While most of us moved on (and up!) from the movement, some of those who put themselves at greatest risk are still wading through the debris.

But after a second read, I also can’t ignore the perception that Lucas’s utmost objective is to tender a requiem – and referendum – for a failed revolutionary whose violent, rage-filled choices shattered dozens of lives, most notably his own. In a piece otherwise beautifully crafted to inspire empathy, Lucas’s tone is strikingly intolerant whenever the matter of armed struggle surfaces.

On the police killings that led to Shoatz’s conviction, she chides: “Apparently, the ethos of this war did not lead this combatant to distinguish between individual officers or take into account the context that one of the victims had been simply sitting at his desk and the other had been helpfully offering directions.”

On the ultimate effect of his tactics, she chafes: “Whatever he believed then or now, Russell’s revolutionary actions as a member of the BLA did not free his people or prevent future harm. Instead, they called forth further violence from state institutions in ways that would brutalize the Shoatz family for decades to come.”

These are the two most glaring examples of Lucas’s contempt for political violence but elsewhere subtle jabs pierce her narrative.

Lucas is within her rights to question whether being a militant revolutionary was worth all it cost Shoatz, his family and the families of those whom he harmed. But to suggest that his choices yielded only suffering, as she does throughout the piece, misses a different role that armed resistance plays in an oppressed minority’s struggle for freedom against an oppressive majority that uses state violence to maintain its grip. In 1965, Malcolm X, who Lucas tells us inspired Shoatz to become an activist, framed the utility of political violence for an audience of militant young activists in Selma. “If the White people realize what the alternative is,” he counseled, “perhaps they will be more willing to hear Dr. King.”
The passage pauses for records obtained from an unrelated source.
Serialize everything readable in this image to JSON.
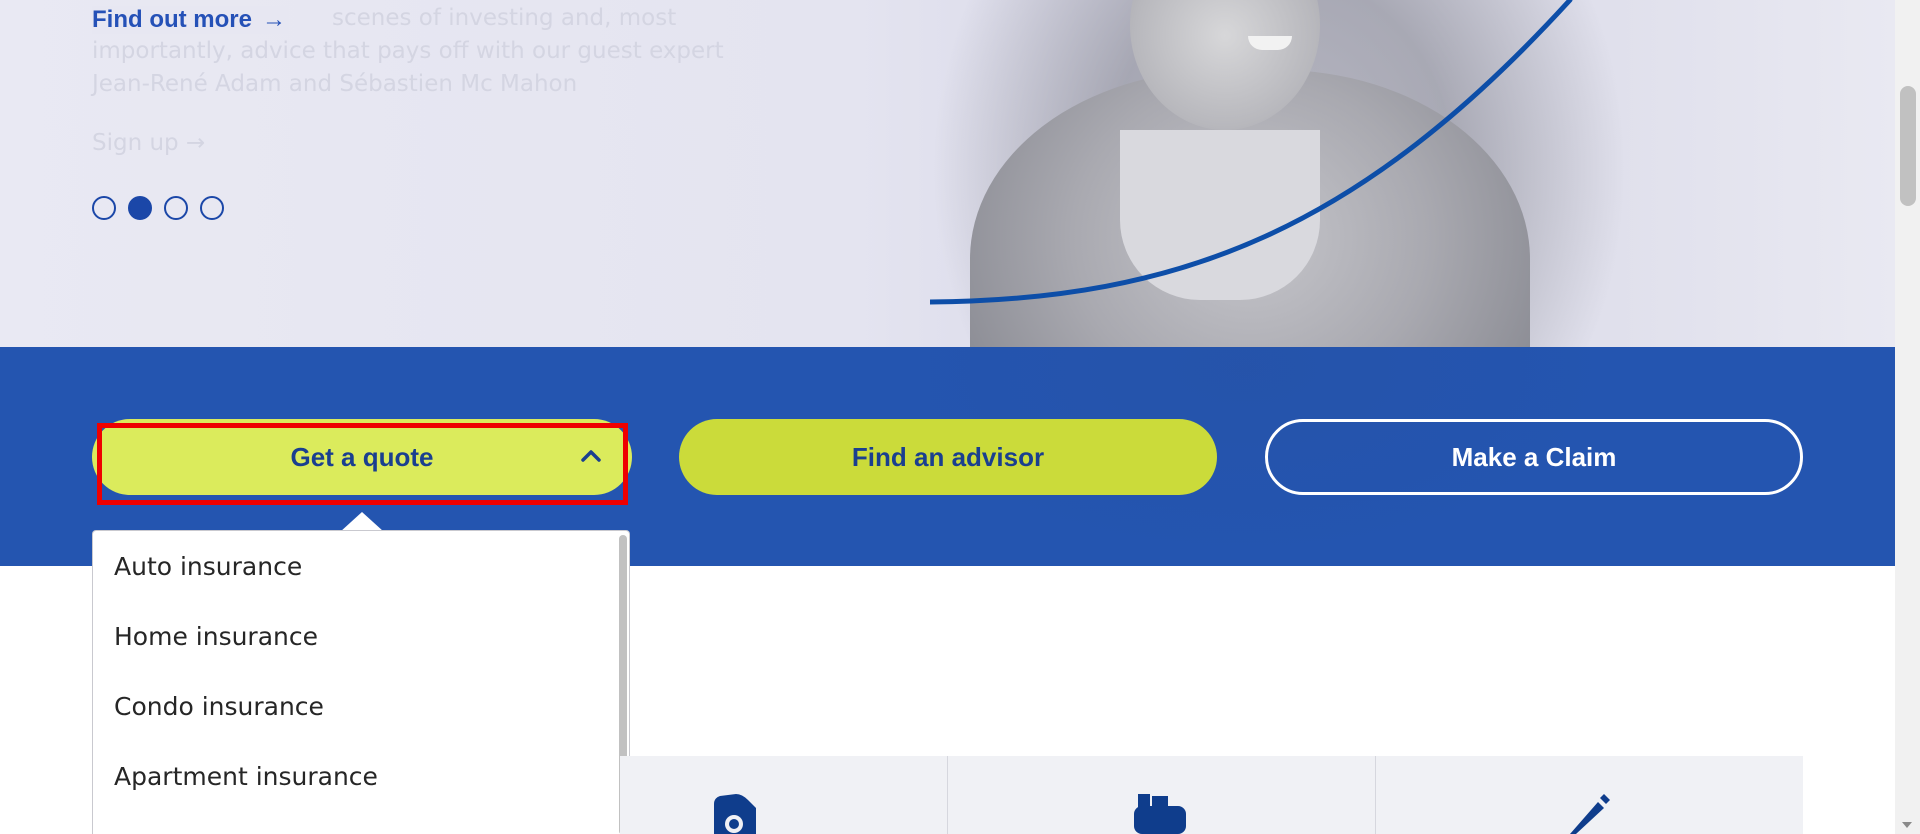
{
  "hero": {
    "find_more": "Find out more",
    "faded_line1": "scenes of investing and, most",
    "faded_line2": "importantly, advice that pays off with our guest expert",
    "faded_line3": "Jean-René Adam and Sébastien Mc Mahon",
    "signup": "Sign up →",
    "carousel": {
      "total": 4,
      "active_index": 1
    }
  },
  "actions": {
    "quote": "Get a quote",
    "advisor": "Find an advisor",
    "claim": "Make a Claim"
  },
  "dropdown": {
    "items": [
      "Auto insurance",
      "Home insurance",
      "Condo insurance",
      "Apartment insurance"
    ]
  },
  "icons": {
    "find_more_arrow": "arrow-right-icon",
    "quote_chevron": "chevron-up-icon",
    "card_icons": [
      "tag-search-icon",
      "mailbox-icon",
      "pencil-icon"
    ]
  },
  "colors": {
    "band_blue": "#2455b0",
    "lime": "#dbeb5c",
    "lime_dark": "#cbdb3a",
    "text_blue": "#1a3f8f",
    "highlight_red": "#ee0000"
  }
}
My question for Lucas is this: Is it possible that the revolutionary worldview and radical actions of the BLA made space for more moderate views and appeals? And if that’s true, does that not count as an important, albeit costly, contribution to the freedom cause? Is this not at least part of the reason that Assata Shakur remains a beloved freedom symbol and potent terrorist threat four decades after her escape to Cuba?